Cardiff Üniversitesi ekibi ise bu son haber ile CAR-T tedavisinin farklı bir aşamasına geçildiğini, kendi geliştirdikleri genetiği değiştirilmiş T lenfositlerinin tüm kanser türleri için başarı elde ettiğini ilan ettiler. Üstelik T hücreleri silahları antikorları çok hızlı bir şekilde çağırarak boyut fark etmeksizin kötü uru yok etmeyi başarmışlar. Ve herhangi bir sağlıklı hücre de zarar görmemiş. Sonuçlar gerçek ise ve başarı insan testlerinde de sağlanırsa yenilmez kanser yenilecek, muazzam bir tedavi gelecek kuşaklara kazandırılmış olacak. Ancak yine araştırmacılar hala çok işleri olduğunu da söylemişler. Genetiği virüsler ile oynanmış T hücrelerinin insanlar üzerinde ne kadar başarılı olacağı ve daha başka ne sonuçlara sebep olacağı hakkında çok ciddi araştırmalar gerekiyor. Açıklarsak bilim kurgu filmlerinin konusu, kanseri tedavi edeyim derken yok edilmez bir virüsü yaratmak dahil, araştırılması gereken pek çok nokta var. Bir çözülmesi gereken ciddi sorun ise bu tedavinin sadece dolar milyonerlerine hitap etmeden nasıl her insanın hizmetine verilebileceği.

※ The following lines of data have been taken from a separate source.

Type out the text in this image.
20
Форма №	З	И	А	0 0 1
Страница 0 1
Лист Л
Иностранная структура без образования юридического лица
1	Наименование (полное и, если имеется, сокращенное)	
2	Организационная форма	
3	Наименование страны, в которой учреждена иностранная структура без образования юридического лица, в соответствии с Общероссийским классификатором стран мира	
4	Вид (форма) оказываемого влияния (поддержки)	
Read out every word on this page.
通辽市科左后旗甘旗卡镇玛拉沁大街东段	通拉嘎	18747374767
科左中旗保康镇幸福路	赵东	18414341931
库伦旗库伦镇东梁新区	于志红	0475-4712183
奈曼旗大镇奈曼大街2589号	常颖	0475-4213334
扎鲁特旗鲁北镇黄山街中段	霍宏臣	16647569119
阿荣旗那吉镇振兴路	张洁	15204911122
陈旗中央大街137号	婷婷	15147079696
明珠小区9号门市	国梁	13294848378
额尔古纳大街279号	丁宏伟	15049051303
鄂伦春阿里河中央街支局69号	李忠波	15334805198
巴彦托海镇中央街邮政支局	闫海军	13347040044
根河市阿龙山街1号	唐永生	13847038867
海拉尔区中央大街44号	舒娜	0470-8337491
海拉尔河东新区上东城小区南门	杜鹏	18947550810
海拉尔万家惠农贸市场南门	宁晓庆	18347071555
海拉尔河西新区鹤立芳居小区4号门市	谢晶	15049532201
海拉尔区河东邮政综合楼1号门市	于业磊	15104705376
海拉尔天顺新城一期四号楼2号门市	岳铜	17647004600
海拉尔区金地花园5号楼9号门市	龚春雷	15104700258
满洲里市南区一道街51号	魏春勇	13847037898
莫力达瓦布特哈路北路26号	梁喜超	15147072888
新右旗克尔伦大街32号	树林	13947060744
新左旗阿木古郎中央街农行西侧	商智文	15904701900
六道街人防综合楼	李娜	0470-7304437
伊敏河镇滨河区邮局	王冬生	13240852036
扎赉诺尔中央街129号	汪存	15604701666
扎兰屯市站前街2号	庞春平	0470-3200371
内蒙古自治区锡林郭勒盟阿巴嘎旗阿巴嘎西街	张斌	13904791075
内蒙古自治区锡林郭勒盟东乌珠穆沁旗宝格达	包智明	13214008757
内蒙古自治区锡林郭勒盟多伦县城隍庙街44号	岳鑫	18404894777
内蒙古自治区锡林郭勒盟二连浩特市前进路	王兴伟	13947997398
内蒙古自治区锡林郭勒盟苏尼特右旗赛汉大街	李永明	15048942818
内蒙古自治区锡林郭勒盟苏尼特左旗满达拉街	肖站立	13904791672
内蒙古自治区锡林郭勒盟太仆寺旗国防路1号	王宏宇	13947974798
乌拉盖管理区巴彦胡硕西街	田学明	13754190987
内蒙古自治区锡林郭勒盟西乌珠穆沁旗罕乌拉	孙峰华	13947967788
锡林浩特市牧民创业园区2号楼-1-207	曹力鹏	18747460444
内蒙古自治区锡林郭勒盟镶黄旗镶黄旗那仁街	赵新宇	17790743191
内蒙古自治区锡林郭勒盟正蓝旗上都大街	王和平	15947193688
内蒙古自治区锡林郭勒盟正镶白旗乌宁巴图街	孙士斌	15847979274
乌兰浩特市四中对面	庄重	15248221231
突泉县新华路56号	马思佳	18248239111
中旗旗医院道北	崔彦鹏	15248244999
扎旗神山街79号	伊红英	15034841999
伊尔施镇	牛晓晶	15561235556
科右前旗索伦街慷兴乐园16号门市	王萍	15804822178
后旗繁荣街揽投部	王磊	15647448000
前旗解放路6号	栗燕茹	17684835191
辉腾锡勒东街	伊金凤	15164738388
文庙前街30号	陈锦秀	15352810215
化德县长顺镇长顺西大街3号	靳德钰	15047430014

Her olumsuzluğa rağmen bu CAR-T tedavisinin diğer umut vermiş fakat etkili olamamış diğer tedavilerden bariz farkları olduğunu kabul etmek gerekiyor. Bu sefer mitlere dönüşmüş bir tedaviden değil, dünyanın saygın kuruluşlarının üzerinde kafa yorduğu, saydığı ve önemli uygulamalar yaptığı, gelişmeler kaydettiği bir tedaviden bahsediyoruz. Ülkemizde ise CAR-T tedavisinin potansiyeli sınırlı sayıda onkolog tarafından biliniyor ve anlatılıyor. Ama hekimler arasında ortak fikir şu ki; bu tedavinin ülkemize kazandırılması için çok fazla sayıda CAR-T tedavi ve araştırma merkezinin açılması gerekiyor. Devletimizin yetkililerinin sadece bir on sene öne alınabilecek gelişmeler ile binlerce insanın hayatının kurtulabileceğini öngörmüş olmasını diliyorum.